No Bags in the Bin

Waste Management in West Jordan, Utah shuts down 3 to 4 times per day to clean out plastic bags from their machinery gears. 

Photo credit to Troy Setterberg, Waste Management.

You’ve probably heard that plastic bags aren’t great for the environment – they get eaten by sea life and they take up to 1000 years to break down – but did you know that they also aren’t great for recycling systems?

When your curbside recycling gets picked up, it’s taken to a Material Recovery Facility (or MRF for short). MRFs are what the general public probably thinks of as recycling plants, but they only handle one important piece of the recycling process – the sorting. Curbside trucks unload consumer’s recyclables onto long, dusty conveyor belts. As the conveyors move around the facility, items are sifted through to recover materials that have resale value in the post-consumer market. High value materials include glass, metal, cartons and some plastics. Unidentifiable materials, items trapped in a bag, and anything contaminated – in some cases nearly 50% of what is sent to the MRF – is sifted out and heads to the landfill. 

Plastic bags fall into a category of plastics known as “film,” which includes other things like plastic wrappers, thin plastic packaging and food storage bags. During the sorting process, plastic bags get caught in the machinery, and can cause the whole facility to shut down. In fact, this happens three times a day or more in Waste Management’s MRF in West Jordan (pictured above). Workers have to spend hours freeing the shredded plastic bags from the gears, which takes time away from sorting valuable materials.
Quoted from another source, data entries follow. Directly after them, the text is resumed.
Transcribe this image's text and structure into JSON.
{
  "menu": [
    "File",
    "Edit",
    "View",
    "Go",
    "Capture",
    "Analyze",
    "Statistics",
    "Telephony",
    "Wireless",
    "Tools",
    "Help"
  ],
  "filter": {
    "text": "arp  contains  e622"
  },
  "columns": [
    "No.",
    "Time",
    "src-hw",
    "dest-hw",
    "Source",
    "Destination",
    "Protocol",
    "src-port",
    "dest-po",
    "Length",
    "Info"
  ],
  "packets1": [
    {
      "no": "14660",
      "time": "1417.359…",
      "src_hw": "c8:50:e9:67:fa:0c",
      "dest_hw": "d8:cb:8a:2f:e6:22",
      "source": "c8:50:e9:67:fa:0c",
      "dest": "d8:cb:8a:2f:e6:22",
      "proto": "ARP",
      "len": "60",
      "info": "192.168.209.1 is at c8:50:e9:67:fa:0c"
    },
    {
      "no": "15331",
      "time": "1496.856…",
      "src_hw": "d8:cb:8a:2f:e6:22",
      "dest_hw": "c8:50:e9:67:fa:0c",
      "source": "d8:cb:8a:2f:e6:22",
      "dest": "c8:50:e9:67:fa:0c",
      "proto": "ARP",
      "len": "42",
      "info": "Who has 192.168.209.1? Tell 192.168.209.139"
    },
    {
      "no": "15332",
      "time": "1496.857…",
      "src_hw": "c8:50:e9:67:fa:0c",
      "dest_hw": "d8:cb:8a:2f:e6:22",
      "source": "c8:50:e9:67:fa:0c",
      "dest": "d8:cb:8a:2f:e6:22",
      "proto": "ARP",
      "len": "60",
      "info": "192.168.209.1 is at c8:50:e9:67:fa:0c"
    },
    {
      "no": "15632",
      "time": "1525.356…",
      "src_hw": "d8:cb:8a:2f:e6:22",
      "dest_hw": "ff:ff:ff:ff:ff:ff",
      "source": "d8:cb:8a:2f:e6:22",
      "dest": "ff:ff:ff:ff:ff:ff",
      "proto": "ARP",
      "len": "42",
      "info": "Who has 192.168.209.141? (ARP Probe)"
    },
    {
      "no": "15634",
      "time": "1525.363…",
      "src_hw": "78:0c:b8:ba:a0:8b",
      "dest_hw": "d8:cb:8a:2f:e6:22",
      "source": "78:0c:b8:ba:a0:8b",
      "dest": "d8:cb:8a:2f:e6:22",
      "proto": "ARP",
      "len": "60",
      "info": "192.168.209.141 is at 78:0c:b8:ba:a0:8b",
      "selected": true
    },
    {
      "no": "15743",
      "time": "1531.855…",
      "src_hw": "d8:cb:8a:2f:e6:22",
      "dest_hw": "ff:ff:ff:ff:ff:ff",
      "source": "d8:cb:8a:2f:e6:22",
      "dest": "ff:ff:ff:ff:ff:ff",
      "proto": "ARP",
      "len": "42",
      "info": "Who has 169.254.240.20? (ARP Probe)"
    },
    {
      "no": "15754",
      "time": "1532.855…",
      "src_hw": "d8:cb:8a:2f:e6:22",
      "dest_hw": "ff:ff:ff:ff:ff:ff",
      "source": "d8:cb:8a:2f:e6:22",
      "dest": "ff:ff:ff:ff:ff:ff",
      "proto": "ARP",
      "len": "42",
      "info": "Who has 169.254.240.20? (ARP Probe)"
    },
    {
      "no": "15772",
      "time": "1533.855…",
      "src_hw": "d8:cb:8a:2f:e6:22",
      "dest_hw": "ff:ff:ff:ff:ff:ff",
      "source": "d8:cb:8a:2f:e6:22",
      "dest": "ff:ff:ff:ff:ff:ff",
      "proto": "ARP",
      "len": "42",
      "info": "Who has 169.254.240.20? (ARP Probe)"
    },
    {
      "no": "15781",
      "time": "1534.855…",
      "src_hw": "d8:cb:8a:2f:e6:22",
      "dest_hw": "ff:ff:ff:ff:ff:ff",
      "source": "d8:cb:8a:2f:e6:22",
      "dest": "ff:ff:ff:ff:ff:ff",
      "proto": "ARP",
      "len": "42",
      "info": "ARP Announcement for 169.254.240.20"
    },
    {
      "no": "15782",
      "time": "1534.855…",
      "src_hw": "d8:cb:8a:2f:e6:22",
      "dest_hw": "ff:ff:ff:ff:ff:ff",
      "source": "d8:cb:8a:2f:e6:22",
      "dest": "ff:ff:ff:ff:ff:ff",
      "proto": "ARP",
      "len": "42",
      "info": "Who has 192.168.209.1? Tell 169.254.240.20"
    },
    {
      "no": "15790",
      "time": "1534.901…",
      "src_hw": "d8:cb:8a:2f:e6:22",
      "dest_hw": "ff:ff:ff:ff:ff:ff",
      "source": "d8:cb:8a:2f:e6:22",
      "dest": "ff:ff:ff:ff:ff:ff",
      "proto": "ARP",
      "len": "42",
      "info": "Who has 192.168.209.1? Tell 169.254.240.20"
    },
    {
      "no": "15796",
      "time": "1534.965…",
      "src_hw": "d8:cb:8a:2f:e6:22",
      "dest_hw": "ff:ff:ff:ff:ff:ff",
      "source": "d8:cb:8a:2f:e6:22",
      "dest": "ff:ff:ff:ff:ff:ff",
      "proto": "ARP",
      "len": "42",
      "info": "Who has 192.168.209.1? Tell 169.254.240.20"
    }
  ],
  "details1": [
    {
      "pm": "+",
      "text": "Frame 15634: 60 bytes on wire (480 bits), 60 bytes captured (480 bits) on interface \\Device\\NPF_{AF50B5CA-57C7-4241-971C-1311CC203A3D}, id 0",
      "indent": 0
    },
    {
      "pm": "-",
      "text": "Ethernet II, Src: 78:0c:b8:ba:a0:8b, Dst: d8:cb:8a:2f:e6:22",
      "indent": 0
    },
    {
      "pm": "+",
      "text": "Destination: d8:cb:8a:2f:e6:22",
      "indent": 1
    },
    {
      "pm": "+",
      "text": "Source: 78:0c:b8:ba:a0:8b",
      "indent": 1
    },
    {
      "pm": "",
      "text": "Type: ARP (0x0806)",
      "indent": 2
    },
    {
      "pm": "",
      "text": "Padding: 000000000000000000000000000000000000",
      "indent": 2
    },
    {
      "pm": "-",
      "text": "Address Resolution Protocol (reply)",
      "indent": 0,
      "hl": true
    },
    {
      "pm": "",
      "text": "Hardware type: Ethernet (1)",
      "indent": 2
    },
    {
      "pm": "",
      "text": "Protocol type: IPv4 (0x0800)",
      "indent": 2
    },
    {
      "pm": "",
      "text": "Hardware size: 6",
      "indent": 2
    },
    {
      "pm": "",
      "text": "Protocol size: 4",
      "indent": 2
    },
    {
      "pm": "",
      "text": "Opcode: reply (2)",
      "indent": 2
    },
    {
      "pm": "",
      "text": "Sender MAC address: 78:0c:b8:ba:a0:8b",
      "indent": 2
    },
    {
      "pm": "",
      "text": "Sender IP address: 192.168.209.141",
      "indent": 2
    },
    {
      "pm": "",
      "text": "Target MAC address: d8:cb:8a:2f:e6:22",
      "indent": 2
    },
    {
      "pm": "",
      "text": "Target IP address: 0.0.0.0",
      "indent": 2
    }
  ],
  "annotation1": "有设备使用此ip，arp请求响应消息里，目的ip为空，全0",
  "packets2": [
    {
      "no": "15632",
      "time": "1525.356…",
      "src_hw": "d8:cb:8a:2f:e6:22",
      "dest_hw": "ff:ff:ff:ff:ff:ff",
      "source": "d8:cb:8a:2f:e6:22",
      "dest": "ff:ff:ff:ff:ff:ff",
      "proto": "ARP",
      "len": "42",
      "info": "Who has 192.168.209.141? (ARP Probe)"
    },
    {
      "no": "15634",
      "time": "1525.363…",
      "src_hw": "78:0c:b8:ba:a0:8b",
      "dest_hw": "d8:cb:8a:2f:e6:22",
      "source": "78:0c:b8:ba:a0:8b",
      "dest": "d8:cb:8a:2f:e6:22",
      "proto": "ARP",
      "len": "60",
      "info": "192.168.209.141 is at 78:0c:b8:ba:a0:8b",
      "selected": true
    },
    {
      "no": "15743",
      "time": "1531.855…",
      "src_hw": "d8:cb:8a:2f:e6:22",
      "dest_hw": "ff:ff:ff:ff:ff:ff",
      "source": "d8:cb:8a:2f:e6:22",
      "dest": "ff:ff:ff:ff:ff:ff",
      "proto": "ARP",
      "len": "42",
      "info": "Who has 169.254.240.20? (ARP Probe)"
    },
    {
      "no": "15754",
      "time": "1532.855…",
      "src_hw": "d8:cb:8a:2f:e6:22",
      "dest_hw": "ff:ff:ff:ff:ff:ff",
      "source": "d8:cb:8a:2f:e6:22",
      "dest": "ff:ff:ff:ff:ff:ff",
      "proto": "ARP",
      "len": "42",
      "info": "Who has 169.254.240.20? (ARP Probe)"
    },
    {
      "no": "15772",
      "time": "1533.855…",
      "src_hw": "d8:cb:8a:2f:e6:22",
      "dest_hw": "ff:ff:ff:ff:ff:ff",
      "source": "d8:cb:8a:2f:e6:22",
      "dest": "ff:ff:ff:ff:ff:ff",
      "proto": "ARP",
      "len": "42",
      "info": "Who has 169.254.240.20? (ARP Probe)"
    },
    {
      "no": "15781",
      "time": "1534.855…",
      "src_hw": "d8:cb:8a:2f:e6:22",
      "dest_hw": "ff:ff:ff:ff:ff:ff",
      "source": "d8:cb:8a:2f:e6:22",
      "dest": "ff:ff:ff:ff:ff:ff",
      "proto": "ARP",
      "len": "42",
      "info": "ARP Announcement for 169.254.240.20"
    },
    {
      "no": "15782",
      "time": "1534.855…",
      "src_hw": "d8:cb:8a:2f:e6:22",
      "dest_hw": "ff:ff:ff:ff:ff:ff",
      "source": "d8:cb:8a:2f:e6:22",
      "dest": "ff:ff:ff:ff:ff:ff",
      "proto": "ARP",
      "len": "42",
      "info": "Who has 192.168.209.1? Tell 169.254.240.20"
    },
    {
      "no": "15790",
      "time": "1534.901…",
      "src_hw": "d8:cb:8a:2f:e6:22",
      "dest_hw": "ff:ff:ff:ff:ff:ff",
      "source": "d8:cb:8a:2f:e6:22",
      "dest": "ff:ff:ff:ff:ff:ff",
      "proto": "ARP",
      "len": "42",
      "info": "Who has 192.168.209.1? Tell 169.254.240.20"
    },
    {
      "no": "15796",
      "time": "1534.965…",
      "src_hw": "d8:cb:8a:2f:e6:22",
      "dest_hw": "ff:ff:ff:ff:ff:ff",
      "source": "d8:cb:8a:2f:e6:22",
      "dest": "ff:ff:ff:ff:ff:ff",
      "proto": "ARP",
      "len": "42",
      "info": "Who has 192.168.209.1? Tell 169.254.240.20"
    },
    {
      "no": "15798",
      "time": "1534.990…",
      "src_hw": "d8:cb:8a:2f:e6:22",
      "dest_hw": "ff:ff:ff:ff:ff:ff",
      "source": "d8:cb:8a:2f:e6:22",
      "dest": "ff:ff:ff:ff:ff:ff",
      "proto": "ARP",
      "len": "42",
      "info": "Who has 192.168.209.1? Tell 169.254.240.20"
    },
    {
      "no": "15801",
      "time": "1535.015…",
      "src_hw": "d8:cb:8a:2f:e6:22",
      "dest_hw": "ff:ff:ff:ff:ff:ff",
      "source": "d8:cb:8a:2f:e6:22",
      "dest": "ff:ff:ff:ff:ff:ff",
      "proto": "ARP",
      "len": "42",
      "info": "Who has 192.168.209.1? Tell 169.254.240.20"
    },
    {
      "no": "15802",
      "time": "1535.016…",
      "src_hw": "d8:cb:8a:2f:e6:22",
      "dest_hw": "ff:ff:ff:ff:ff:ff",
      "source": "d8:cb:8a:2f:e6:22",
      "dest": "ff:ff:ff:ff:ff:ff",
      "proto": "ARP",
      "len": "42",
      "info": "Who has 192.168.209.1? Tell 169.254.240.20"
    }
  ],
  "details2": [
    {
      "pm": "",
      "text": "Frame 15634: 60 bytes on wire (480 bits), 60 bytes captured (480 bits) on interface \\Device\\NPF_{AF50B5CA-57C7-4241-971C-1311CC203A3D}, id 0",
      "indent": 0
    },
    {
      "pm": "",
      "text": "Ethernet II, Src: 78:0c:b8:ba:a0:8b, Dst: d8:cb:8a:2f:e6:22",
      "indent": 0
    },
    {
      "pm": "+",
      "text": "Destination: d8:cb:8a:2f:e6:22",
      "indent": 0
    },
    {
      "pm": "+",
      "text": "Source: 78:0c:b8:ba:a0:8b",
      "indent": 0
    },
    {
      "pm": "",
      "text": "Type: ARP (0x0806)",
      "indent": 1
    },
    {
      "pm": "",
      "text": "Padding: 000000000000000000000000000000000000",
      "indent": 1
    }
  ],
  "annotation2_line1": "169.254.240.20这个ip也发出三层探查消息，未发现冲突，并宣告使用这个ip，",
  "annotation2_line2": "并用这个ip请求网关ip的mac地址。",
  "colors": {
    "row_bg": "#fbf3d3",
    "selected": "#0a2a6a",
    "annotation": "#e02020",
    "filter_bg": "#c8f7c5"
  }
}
Contamination caused by plastic bags and wrappers is also a huge problem. Plastic bags are lightweight, and can become entangled around valuable materials like paper or cardboard, which contaminates the final product. 

Here’s how you can help:

  1. Bring your own reusable bag to the store.
  2. Request for paper rather than plastic (it does take more energy to produce paper bags, but they break down way faster and are easily recycled, so in the end they’re better for the environment than plastic). To see more details about paper vs. plastic, click here.
  3. If you do end up with a plastic bag, recycle it at your local grocery store, reuse it, or dispose of it in the garbage. Whatever you do, do not put the bag in your curbside recycling bin!
Most large scale residential recycling facilities will not accept recyclables if they are in a plastic trash bag. However, please note that some companies require you to bag your recycling. Check with your local provider to be sure!